Any changes or modifications must be in writing and
signed by both parties. The Vendor confirms that he
has not entered into these Terms in reliance upon any
promises representations statements or undertakings,
written or oral, made by or on behalf of the Brokerage
except those terms expressly set out in this agreement
or referenced below. The Vendor acknowledges that it
is their responsibility to consider advice from suitable
professional advisors on the business, legal, financial,
investment, tax and other implications of a Sale and
he confirms receipt of such advice. The Vendor confirms
that the brokerage has not given him any business, legal,
financial, investment, tax or other advice. The vendor
understands that by this agreement the brokerage does
not guarantee the sale of the above business. The Brokerage
does not act as agent for any Purchaser. The Brokerage
will not be liable to the vendor for any representation
howsoever made by any Purchaser nor in respect of any
contract entered into by the vendor in relation to the
Sale. The Vendor confirms that he will fully indemnify
and hold harmless the brokerage against all claims,
demands, causes of action, losses, damages, cost and
expenses, including all legal advise/fees, settlement
advice/costs and any fees on appeals arising out of
a breach of this warranty. The Vendor warrants that
the Brokerage’ maximum aggregate liability to
the vendor in the event of professional negligence on
any matter in relation to which The Brokerage is appointed
under these Terms shall be amount of remuneration due
to the Brokerage under these terms. The Vendor agrees
to any disputes he has in relation to this agreement
to be initially subject to a mediated or arbitrated
settlement at his cost before any subsequent legal action
can be served upon and using the national law and courts
prevailing at the head office of the brokerage. Any
failure by the Brokerage at any time to enforce or exercise
any rights under these Terms will not be construed as
a waiver of the right to enforce or exercise that right
in future or other rights under these Terms at any time.
Termination of the Brokerage’ appointment shall
not affect any accrued rights or liabilities of either
party nor the coming into or continuance in force of
any provisions herein which are expressly stated as
or by reasonable interpretation implied as coming into
or continuing in force after such termination
7. This Agreement may be revoked or terminated
at any time during the contract period upon written
notice given by either party to the other shall if sent
by recorded delivery.

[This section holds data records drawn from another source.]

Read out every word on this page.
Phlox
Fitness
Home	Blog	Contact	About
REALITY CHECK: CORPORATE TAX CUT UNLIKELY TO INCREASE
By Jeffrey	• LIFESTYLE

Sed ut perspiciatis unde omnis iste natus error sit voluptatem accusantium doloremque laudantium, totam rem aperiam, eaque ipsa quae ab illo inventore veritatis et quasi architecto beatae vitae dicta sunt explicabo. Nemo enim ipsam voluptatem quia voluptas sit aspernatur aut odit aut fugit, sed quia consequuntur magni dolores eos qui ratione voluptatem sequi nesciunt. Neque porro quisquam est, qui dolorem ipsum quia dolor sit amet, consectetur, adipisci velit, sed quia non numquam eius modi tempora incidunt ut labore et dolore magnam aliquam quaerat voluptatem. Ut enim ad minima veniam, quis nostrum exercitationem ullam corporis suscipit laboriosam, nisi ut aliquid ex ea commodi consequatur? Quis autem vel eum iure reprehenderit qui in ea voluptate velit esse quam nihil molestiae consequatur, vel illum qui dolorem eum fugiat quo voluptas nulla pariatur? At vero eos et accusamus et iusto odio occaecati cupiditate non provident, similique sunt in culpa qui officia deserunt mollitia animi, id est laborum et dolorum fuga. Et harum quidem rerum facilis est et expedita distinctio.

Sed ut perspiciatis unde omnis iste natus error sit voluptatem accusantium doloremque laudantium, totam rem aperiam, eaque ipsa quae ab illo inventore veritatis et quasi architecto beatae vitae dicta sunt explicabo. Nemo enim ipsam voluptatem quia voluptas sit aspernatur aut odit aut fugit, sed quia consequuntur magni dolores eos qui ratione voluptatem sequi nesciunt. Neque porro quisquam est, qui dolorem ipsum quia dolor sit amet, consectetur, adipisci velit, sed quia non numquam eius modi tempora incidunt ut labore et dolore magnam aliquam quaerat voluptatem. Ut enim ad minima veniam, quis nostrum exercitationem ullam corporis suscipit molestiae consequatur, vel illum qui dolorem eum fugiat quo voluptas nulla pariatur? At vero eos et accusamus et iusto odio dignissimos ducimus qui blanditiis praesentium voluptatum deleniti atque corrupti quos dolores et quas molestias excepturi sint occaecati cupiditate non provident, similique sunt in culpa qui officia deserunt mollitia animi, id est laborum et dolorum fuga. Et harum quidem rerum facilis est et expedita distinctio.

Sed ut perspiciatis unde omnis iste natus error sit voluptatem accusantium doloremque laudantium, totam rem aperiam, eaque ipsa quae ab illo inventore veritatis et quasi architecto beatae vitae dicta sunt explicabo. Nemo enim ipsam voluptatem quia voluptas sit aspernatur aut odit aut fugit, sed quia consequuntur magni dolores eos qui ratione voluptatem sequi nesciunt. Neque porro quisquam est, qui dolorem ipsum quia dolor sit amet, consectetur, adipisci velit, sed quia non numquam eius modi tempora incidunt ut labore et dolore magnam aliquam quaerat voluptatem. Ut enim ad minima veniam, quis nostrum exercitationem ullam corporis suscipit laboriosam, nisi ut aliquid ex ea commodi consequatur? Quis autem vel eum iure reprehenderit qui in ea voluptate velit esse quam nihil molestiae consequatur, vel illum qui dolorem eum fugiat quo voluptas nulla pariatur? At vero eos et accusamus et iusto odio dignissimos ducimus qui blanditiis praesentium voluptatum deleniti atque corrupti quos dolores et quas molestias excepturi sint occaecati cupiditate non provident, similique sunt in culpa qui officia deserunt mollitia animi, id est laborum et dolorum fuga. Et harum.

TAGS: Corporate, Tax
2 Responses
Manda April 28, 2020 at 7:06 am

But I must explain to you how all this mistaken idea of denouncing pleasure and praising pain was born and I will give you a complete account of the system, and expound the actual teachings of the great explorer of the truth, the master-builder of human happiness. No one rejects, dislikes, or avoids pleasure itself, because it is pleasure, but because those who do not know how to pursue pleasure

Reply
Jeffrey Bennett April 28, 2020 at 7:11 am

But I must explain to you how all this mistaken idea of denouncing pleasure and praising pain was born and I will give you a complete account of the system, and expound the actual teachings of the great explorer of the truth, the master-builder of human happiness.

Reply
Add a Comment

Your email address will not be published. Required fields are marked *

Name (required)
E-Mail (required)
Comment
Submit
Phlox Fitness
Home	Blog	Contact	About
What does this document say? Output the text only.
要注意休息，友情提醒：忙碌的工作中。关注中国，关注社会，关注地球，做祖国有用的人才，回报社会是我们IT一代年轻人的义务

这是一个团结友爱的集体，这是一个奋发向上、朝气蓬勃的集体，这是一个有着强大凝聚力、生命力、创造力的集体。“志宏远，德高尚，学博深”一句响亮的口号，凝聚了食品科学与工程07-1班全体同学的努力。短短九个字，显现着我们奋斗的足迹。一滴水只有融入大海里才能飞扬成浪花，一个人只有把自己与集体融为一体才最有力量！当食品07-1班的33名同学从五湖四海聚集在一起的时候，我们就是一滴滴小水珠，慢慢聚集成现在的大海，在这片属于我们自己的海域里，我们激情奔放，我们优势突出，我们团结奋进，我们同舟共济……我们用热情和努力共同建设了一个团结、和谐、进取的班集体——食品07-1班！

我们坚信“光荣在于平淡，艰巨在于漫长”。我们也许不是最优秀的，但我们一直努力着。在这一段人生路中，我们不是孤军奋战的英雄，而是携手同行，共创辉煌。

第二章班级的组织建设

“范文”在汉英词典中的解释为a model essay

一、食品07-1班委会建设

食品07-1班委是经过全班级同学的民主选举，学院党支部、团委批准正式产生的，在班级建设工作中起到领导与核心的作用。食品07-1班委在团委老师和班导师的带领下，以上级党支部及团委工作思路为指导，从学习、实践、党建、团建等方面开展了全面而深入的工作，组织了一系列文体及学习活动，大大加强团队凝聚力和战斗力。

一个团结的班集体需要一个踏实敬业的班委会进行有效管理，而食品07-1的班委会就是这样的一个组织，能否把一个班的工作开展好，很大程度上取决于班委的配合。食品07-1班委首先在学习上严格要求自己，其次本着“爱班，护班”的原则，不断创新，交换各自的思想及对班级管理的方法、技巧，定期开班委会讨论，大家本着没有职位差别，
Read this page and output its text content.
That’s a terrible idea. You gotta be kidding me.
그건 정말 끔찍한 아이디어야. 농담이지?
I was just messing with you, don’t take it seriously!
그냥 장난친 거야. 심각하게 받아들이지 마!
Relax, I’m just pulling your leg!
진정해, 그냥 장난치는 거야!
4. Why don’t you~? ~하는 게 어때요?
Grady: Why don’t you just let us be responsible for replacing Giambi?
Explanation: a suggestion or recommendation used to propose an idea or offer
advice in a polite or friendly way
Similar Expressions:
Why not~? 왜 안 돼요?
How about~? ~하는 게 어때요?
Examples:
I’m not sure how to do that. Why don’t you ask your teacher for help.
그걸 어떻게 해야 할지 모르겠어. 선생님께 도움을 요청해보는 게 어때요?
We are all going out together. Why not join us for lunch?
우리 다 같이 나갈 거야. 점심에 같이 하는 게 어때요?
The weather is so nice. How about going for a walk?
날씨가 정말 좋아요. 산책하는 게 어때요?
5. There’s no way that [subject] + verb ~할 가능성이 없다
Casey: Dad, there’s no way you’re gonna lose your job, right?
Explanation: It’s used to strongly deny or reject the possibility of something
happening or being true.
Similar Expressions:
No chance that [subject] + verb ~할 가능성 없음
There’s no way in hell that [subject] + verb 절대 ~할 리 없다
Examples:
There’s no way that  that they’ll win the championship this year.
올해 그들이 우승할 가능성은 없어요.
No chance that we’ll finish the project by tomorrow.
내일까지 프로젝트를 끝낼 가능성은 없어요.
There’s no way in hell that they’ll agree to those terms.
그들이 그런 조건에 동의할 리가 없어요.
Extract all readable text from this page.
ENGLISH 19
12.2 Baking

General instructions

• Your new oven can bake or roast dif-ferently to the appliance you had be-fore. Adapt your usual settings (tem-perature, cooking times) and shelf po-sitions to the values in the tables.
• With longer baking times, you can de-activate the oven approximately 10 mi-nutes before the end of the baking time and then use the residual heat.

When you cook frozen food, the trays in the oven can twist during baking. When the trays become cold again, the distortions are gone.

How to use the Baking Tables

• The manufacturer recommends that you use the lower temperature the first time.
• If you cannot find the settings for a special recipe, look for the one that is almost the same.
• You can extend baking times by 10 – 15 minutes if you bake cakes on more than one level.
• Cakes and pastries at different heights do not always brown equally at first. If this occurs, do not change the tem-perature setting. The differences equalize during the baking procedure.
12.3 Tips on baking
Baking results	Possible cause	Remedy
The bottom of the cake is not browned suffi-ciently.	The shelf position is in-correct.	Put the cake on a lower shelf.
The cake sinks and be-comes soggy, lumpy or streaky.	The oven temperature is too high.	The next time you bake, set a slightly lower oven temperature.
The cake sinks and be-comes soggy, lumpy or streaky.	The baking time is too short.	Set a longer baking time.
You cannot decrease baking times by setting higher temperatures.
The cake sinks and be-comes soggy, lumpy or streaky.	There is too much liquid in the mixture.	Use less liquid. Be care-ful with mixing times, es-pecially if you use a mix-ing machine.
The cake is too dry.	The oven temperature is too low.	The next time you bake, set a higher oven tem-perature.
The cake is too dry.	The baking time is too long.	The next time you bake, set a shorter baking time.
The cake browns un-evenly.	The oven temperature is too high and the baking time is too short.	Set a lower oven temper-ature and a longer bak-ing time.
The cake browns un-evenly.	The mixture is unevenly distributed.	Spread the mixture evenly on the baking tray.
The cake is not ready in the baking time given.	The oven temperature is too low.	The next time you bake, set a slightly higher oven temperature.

However, in the event that the
vendor revokes this agreement during the contract period;
or, in any way withdraws purports to withdraw the business
from sale prior to the expiration of the Contract Period;
or, interferes with the selling effort of the brokerage
e.g. supplies un-true/misleading information, breach
any company laws/regulations, fails to supply proper
accounts, increases the asking price etc; or, acts in
any way to impede the broker and/or scupper the negotiations
with a potential purchaser; or, fails or refuses to
complete a sale, lease, trade or disposition of all
or any part of the Business/Assets after entering into
any agreement intending to do so; or, fails to accept
an offer for at least the minimum acceptable price during
the term of the contract when advised by the brokerage
to do so; or, fails to issue the brokerage with a copy
of the final completed contract/bill of sale to enable
calculation of correct remuneration; or, the sale fails
to be effected due to the failure or refusal of the
landlord to reassign the lease, then the Vendor agrees
to pay immediately the Brokerage’s Remuneration
calculated in these instances based on the Asking Price.
I have received a copy of this agreement
and associated definitions and interpretation. I have
read, understood and hereby agree to its’ Terms.